Metadata-Version: 2.1
Name: psola
Version: 0.0.1
Summary: Time-domain pitch-synchronous overlap-add
Home-page: https://github.com/maxrmorrison/psola
Author: Max Morrison
Author-email: maxrmorrison@gmail.com
License: GPLv3
Description: # Time-domain pitch-synchronous overlap-add (TD-PSOLA)
        [![PyPI](https://img.shields.io/pypi/v/psola.svg)](https://pypi.python.org/pypi/psola)
        [![License: GPL v3](https://img.shields.io/badge/License-GPLv3-blue.svg)](https://www.gnu.org/licenses/gpl-3.0)
        <!-- [![Downloads](https://pepy.tech/badge/psola)](https://pepy.tech/project/psola) -->
        
        This module permits contant- and variable-rate pitch-shifting and
        time-stretching of speech. It is a wrapper around the
        [`parselmouth`](https://github.com/YannickJadoul/Parselmouth) [1]

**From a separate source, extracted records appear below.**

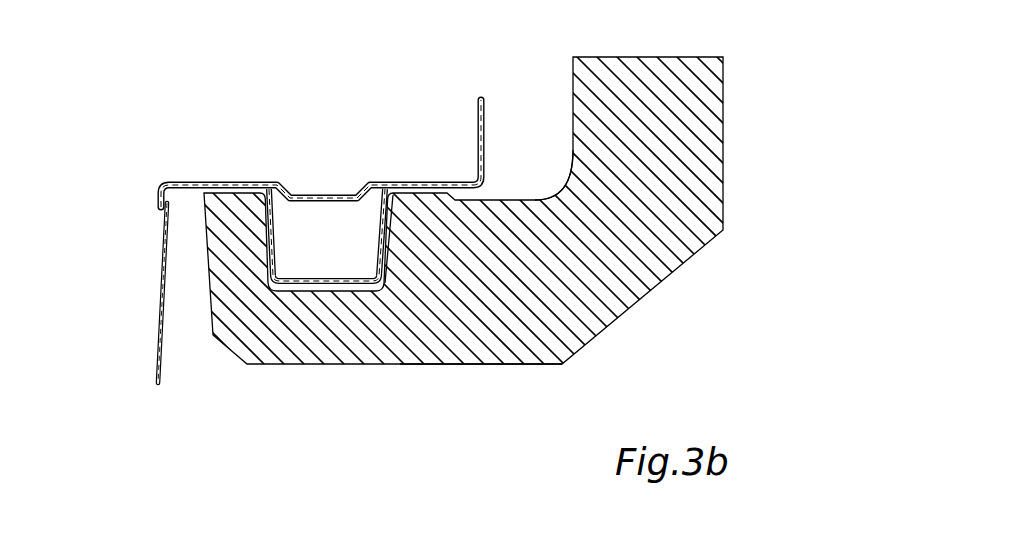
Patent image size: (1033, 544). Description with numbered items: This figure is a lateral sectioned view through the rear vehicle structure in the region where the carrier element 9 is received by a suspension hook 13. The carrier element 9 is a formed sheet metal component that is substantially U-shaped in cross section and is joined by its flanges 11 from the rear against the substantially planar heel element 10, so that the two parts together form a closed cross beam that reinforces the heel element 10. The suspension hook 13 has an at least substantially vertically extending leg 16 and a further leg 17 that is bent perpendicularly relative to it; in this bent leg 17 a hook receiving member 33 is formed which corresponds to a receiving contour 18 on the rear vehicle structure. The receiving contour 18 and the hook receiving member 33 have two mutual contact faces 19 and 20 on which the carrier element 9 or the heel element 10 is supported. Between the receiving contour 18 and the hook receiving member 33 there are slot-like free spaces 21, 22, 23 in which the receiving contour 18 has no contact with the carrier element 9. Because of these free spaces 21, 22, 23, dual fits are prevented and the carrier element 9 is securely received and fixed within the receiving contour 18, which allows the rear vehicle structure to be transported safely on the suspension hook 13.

The carrier element 9 is at (300, 287).
The heel element 10 is at (377, 187).
The flanges 11 is at (190, 188).
The suspension hook 13 is at (698, 114).
The vertically extending leg 16 is at (693, 203).
The leg 17 is at (496, 348).
The receiving contour 18 is at (350, 299).
The contact face 19 is at (240, 190).
The contact face 20 is at (268, 256).
The free space 21 is at (410, 190).
The free space 22 is at (281, 300).
The free space 23 is at (388, 266).
The hook receiving member 33 is at (337, 310).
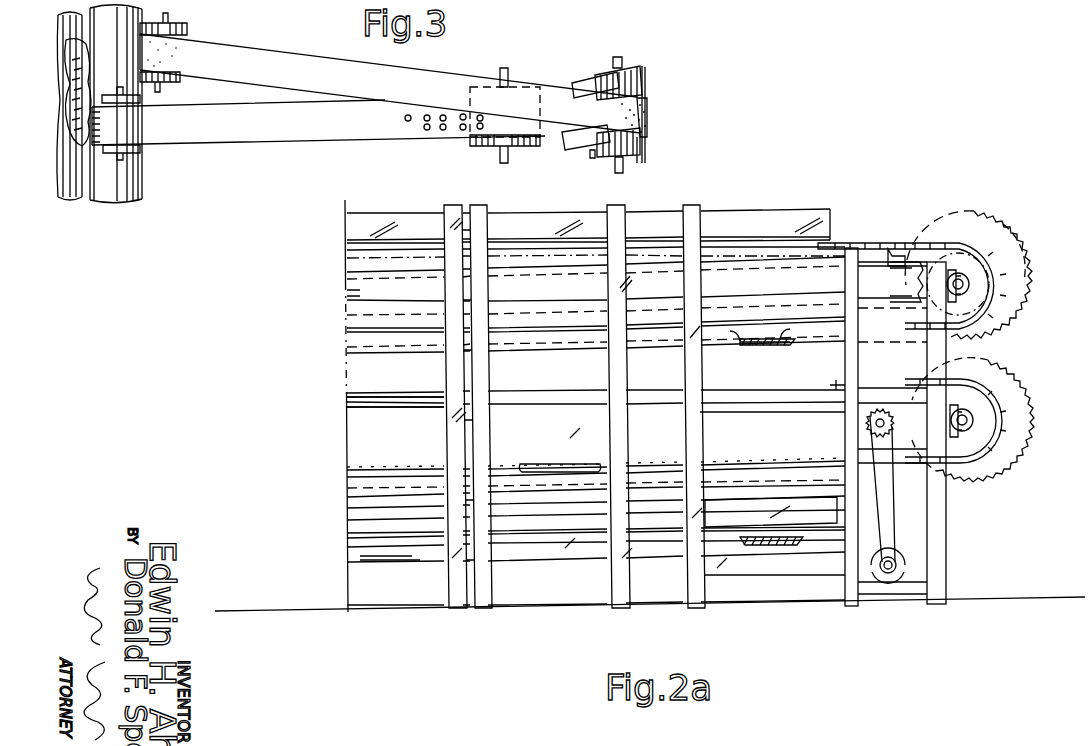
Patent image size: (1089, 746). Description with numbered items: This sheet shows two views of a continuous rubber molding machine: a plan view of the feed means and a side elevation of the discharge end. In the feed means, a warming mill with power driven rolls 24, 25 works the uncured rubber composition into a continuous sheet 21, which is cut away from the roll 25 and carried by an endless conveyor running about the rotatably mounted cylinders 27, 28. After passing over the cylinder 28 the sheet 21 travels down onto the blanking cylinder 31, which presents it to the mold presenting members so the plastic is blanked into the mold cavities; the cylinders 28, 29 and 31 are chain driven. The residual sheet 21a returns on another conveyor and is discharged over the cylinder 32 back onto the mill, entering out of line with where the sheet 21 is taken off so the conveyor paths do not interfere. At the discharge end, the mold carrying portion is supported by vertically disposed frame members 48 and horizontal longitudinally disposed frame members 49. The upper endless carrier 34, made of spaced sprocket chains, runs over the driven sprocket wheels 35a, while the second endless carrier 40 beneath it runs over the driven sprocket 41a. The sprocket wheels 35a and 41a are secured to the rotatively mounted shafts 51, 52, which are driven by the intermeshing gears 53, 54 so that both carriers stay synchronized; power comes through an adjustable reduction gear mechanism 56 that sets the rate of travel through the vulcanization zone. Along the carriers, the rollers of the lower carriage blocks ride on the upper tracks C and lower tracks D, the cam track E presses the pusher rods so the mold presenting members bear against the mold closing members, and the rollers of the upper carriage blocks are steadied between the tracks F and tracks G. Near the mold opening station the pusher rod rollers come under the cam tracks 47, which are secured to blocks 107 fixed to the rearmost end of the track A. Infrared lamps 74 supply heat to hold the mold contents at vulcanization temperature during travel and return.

In FIG. 3, the continuous sheet 21 is at (218, 48).
In FIG. 3, the residual sheet 21a is at (262, 132).
In FIG. 3, the power driven roll 24 is at (72, 173).
In FIG. 3, the power driven roll 25 is at (125, 190).
In FIG. 3, the rotatably mounted cylinder 27 is at (178, 78).
In FIG. 3, the rotatably mounted cylinder 28 is at (578, 77).
In FIG. 3, the cylinder 29 is at (497, 147).
In FIG. 3, the blanking cylinder 31 is at (640, 72).
In FIG. 3, the rotatably mounted cylinder 32 is at (140, 152).
In FIG. 2A, the upper endless carrier 34 is at (888, 247).
In FIG. 2A, the driven sprocket wheels 35a is at (920, 278).
In FIG. 2A, the second endless carrier 40 is at (840, 385).
In FIG. 2A, the driven sprocket 41a is at (980, 438).
In FIG. 2A, the cam tracks 47 is at (980, 312).
In FIG. 2A, the vertically disposed frame members 48 is at (847, 572).
In FIG. 2A, the horizontal longitudinally disposed frame members 49 is at (360, 303).
In FIG. 2A, the rotatively mounted shaft 51 is at (963, 283).
In FIG. 2A, the rotatively mounted shaft 52 is at (977, 410).
In FIG. 2A, the gear 53 is at (1003, 233).
In FIG. 2A, the gear 54 is at (1013, 468).
In FIG. 2A, the reduction gear mechanism 56 is at (890, 577).
In FIG. 2A, the infrared lamps 74 is at (563, 197).
In FIG. 2A, the blocks 107 is at (893, 257).
In FIG. 2A, the track A is at (343, 275).
In FIG. 2A, the upper tracks C is at (353, 400).
In FIG. 2A, the lower tracks D is at (357, 488).
In FIG. 2A, the cam track E is at (358, 317).
In FIG. 2A, the tracks F is at (362, 328).
In FIG. 2A, the tracks G is at (353, 353).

        wrapper around the Praat [2] implementation of TD-PSOLA [3]. Pitch-shifting
        is performed by providing a numpy array of target pitch values equally spaced
        over time. Variable-rate time stretching uses forced phoneme alignment via
        [`pypar`](https://github.com/maxrmorrison/pypar).
        
        If you need to extract pitch features or phoneme alignments, see
        [`torchcrepe`](https://github.com/maxrmorrison/torchcrepe) for pitch estimation
        and [`pyfoal`](https://github.com/maxrmorrison/pyfoal) for forced alignment.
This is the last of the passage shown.